L’episodio sembra dirci: c’è bisogno degli altri, c’è bisogno di conoscere le cose più futili, il mondo in cui si vive. Ogni isola è devastata ormai dalla modernità, dalla televisione, dai media, dalle feste mondane. La fuga dal mondo è impossibile. La ricerca di un posto incontaminato fallisce e la conclusione sembra essere l’accettazione che “per scrivere un film”, per osservare il proprio tempo, per fare cinema, non ci si può rifugiare in un’isola incantata, fuori dal mondo. Il cinema non può non essere “civile” (l’alternativa è il musical, si potrebbe aggiungere!).

Nanni Moretti, in un bar, mentre mangia una pasta, si era lasciato andare ad un balletto mentre vedeva un vecchio film con la Mangano: ecco che di nuovo torna il musical (con la pasticceria, la canzone ritmata, il ballo): è l’accattivante sogno del disimpegno e il richiamo irresistibile della “pausa” (in fondo Moretti sta facendo una realistica pausa cappuccino e una metaforica pausa dalla città, dal suo ambiente).

Il terzo episodio, Medici, racconta la vera malattia che ha colpito Nanni Moretti.

A ben guardare, l’immagine simbolica della malattia attraversa tutto il film. Nel primo episodio, Nanni Moretti è una sorta di disadattato, incapace di comunicare con gli altri, di inserirsi. Nel secondo episodio prende corpo il pericolo di isolamento, l’incomunicabilità, l’empasse. L’ultimo episodio mostra una malattia reale. I medici del titolo non riescono a capire, a comprendere, a diagnosticare i sintomi che Nanni Moretti gli descrive minuziosamente. Come nel primo episodio, Moretti non riesce a comunicare, come nel secondo, si ritrova isolato e ricorre ad un’enciclopedia medica per diagnosticarsi da solo la malattia.

Sembra un definitivo trionfo dell’autarchia intesa non come aristocratico e elitario distacco da tutti, ma come riscoperta del Sé. Su questo, Moretti fa cinema. Sul soggetto che osserva, vive, giudica, che è sempre presente.
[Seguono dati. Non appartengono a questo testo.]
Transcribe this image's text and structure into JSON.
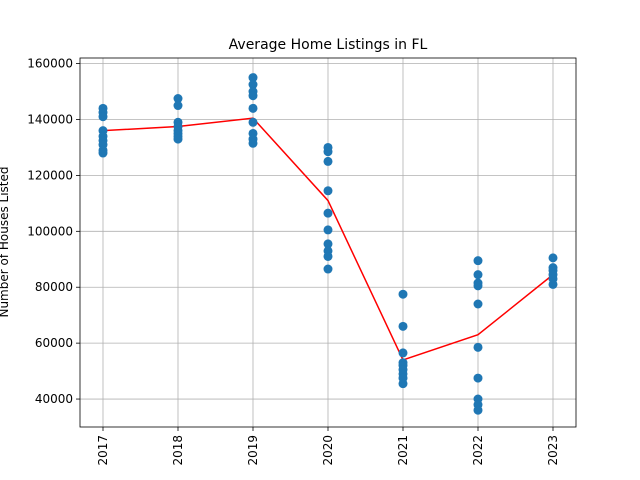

Il film parla del processo di scrittura del cinema di Moretti, dell’ineluttabile necessità di una dimensione civile, del tenere sempre il passo con la cronaca, con i Tempi (come sarà anche per Aprile), del pericolo di chiusura su se stesso e della chiave risolutiva finale: attraverso se stessi, raccontare la realtà circostante. La malattia, momento di estrema verità, riunisce in sé l’incomunicabilità, il girovagare vuoto del primo episodio e l’isolamento, l’empasse, del secondo. Dal “circolo vizioso” si esce facendo della vita reale, della realtà tout court, la linfa vitale del cinema. Moretti non cerca di raccontare storie, ma di raccontare l’unica vera Storia.

Il suo cinema parte da un intento di finzione (“vorrei fare un film su…”) ed arriva a mostrare se stessi fino alla nuda verità.

I tre momenti in cui è suddiviso il film sono identificabili in: la città: gli appunti di lavoro - le isole: la scrittura bloccata -  la malattia: lo sblocco creativo, “vitale”.

Caro Diario ci parla di una dimensione etica del cinema.